Irrespective of all these prime characters, Tamhane brings the wife of a “real” manhole worker. She is portrayed as the wife of the deceased in the film – Usha Bane. The non-professional actor talks unambiguously about the situation her husband was in (both in the film and real-life).
Lack of safety gear to protect from toxic gases, insufficient manpower and money are only a few problems these scavengers suffer from. Furthermore, she added about the deceased’s drinking habits that were formed in order to “keep at” work every day.
The heart-wrenching point was the “cockroach method”. As per Bane, to order to determine whether the air inside the manhole was “too toxic”, the workers checked out on the roaches inside. If the roaches are crawling or walking fine – it means the workers are safe to enter for work and cleaning.
The movie, seemingly, echoed through the well-played and well-used characters. However, every shot was a little lengthy, unmoved than usual. It allowed the audience to consume, realize, grasp, and flinch over the situation. And the credit simply goes to the cinematographer Mrinal Desai for her static takes.
Tamhane started off with a reflection on the lives of Dalit. And, by taking the same wavelength conducted a paradigm shift towards sanitation workers and ended up again at Dalit lives.
The Real Life Scavengers
As per recent reports, 110 manhole deaths were reported in 18 states in the year 2019 across the country. The irony here is workers entering manholes or manual scavenging is actually illegal in India since 2013. As per the Prohibition of Employment as Manual Scavengers and Their Rehabilitation Act, the process should be entirely mechanised considering the dangers of the sewer environment.
However, there are dozens of loopholes in this law. In order to save costs, contractors use the backward communities to clean the sewers without documenting anything on paper.
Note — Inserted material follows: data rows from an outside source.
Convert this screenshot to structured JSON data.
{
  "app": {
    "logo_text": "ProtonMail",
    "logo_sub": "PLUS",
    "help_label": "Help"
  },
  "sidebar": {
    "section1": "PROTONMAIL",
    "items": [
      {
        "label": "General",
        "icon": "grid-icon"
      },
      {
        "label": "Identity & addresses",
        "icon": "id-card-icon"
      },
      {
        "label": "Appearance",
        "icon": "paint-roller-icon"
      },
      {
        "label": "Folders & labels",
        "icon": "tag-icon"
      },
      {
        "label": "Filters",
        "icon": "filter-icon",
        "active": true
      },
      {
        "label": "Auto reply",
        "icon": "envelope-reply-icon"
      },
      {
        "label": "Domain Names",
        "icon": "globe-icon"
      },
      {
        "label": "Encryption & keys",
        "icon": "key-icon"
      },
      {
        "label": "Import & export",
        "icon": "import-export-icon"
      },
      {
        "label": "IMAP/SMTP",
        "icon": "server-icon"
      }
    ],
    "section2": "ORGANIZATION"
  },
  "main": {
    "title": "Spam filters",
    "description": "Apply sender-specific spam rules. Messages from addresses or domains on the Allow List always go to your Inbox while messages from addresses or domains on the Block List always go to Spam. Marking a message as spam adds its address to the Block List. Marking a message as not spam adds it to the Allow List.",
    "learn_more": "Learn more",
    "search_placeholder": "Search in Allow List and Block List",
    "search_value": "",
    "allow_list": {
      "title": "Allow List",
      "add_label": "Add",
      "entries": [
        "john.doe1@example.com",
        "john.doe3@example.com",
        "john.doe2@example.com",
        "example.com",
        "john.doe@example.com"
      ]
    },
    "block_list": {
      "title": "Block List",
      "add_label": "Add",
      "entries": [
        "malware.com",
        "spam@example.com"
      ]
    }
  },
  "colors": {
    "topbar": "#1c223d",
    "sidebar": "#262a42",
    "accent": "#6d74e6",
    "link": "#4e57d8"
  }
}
In recent years, reports suggest that post 2019 budget there have been changes in this situation. Indian Finance Minister Nirmala Sitharaman in her new budget announced the extension of a government play in which banks facilitate loads to women and people from marginalized communities to buy manual scavenging machines and robots. According to her, this “mechanised cleaning could save the manual scavengers their dignity”.
The Court was released in the year 2015 i.e., a year before Rohith Vemula, a Ph.D. student from the University of Hyderabad committed suicide. The alleged cause is caste-based discrimination. Rohith, a Dalit student, was suspended along with four others after a complaint by the local unit of Akhil Bharatatity Vidyarthi Parishad (ABVP), the student wing of the BJP. Unable to manage his daily expenses, Rohith protested in front of the university.
On January 17, 2016, Rohith committed suicide leaving a searing note behind. “My birth is my fatal accident,” Rohith wrote in his note. He was allegedly identified as a Dalit and was advocating for Dalit rights. Due to suspension, and thereby pause on his fellowship, Rohith had dues. “If you, who is reading this letter can do anything for me, I have to get 7 months of my fellowship, one lakh, and seventy-five thousand rupees. Please see to it that my family is paid that. I have to give some 40 thousand to Ramji. He never asked them back but please pay him from that,” Rohit added in the note while apologising to his loved ones for his act. Till date, nobody has been held accountable for his death.
Fighting for Dalit rights is not a 21st century act. Forty-five years ago there was a group of people who founded the ‘Dalit Panthers’ movement in Mumbai was working towards Dalit rights. The party didn’t last but even today, the need for such a party remains.
Court is both: reality and an attack on India’s outmoded justice system especially in the context of Dalit lives. Tamhane could have easily blended the movie into another Bollywood flick with heroes and saviors as the frontline but the harsh realities plus quiet outburst set both the film and the director apart.